Für mich sind Kinder und Jugendliche ein selbstverständlicher Teil unserer Gesellschaft. Sie sind unsere Zukunft. Kinder sollen über ihre Bereiche mitbestimmten dürfen – vom Spielplatz bis zur Schule. Genau das steht unter anderem in der UN-Kinderrechtskonvention drin. 

Das Interview führte Christoph Bild, Fotos: Christoph Bild/Diakonie RWL, pixabay, shutterstock

Ihr/e Ansprechpartner/in
Alexander Hundenborn
Geschäftsfeld Familie und junge Menschen
Weitere Informationen

Über die App

Die Projektentwicklung der Kinderrechte-App "Justy" wird von der Aktion Mensch Stiftung über fünf Jahre (2023 bis 2027) mit 941.000 Euro gefördert.

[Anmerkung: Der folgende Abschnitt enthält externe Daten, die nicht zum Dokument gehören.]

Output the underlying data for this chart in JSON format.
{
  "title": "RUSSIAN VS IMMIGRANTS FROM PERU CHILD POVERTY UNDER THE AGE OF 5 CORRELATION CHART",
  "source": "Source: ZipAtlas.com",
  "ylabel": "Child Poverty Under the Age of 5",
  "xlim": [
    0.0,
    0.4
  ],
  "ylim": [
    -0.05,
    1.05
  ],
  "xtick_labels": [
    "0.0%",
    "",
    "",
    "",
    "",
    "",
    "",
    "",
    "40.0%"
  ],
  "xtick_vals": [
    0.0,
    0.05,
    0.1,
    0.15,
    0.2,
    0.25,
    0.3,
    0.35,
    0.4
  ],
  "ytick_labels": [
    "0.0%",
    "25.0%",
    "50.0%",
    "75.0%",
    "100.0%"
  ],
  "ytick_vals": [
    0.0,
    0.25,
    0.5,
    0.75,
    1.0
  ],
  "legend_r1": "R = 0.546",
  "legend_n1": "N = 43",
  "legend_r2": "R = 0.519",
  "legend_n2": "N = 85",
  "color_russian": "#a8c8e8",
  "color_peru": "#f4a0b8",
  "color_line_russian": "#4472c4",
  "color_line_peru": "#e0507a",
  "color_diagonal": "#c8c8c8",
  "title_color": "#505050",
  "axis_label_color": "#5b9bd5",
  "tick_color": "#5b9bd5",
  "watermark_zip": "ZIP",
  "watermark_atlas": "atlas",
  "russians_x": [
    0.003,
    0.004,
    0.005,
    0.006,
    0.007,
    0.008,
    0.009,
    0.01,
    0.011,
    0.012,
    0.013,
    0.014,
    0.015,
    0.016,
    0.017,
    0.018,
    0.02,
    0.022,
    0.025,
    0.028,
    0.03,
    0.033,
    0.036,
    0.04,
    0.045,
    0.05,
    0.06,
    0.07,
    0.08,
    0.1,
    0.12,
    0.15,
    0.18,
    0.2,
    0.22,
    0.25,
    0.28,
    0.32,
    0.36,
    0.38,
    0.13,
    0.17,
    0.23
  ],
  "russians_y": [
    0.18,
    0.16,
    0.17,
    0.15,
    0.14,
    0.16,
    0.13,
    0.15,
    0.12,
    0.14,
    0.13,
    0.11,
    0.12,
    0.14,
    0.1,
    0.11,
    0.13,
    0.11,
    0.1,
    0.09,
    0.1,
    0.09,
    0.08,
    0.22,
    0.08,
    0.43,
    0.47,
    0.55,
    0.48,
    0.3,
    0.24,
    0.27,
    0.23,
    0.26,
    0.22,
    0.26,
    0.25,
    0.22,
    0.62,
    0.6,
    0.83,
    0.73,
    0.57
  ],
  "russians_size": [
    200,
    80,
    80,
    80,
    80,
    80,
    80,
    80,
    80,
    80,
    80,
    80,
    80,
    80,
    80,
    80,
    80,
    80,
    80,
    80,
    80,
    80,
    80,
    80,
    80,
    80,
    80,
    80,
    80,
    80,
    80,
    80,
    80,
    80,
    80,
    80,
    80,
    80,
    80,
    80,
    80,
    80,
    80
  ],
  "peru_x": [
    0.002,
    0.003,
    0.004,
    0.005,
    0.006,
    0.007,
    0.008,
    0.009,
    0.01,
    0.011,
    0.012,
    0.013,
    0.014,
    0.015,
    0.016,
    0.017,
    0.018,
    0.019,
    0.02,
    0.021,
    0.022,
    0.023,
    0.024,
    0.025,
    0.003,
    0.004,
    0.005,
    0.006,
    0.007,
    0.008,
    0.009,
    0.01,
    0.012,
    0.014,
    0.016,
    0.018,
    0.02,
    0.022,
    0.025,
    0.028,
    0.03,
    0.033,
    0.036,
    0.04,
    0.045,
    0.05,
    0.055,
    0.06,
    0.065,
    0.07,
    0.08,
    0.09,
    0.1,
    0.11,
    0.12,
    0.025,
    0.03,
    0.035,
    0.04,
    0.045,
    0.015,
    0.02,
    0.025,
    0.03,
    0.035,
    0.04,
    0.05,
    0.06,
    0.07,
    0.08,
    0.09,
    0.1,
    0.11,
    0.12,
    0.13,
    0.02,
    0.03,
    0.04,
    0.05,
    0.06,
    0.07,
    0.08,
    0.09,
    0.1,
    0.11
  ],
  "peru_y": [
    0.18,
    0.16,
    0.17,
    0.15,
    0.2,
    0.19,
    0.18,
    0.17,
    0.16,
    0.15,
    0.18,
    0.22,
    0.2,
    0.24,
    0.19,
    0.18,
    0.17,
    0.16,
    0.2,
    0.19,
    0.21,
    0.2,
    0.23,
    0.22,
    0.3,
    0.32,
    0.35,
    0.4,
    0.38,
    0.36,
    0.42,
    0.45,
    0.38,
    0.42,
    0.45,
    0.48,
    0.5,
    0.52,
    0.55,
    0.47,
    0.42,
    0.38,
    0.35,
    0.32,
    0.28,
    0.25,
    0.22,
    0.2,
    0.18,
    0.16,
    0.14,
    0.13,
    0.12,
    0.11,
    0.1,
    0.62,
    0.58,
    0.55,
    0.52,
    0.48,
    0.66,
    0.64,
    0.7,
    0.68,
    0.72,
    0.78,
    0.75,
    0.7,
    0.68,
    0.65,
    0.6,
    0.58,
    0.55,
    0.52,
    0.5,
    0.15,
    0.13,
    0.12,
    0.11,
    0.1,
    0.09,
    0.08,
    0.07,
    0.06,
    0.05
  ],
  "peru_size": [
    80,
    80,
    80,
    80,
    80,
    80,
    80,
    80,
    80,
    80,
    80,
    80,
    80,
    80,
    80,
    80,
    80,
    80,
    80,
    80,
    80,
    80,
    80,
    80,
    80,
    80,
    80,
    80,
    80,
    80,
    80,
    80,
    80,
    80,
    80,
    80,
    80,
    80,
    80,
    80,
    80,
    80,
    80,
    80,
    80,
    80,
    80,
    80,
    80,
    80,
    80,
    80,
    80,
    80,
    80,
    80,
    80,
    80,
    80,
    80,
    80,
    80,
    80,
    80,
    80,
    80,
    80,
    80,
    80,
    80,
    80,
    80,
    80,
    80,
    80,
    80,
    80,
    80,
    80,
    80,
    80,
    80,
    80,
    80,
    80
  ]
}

Aktuell werden die Ergebnisse aus der wissenschaftlichen Befragung von Kindern, Jugendlichen und Fachkräften aus Piloteinrichtungen der stationären Jugendhilfe ausgewertet. Mit der Interpretation der Daten erstellt die beemio GmbH, eine Ausgründung der Fachhochschule Münster, die sich um die technische Entwicklung der App kümmert, ein Prototyp. Diesen können Jugendliche und Fachkräfte aus den Piloteinrichtungen über ein Wochenende lang im November testen.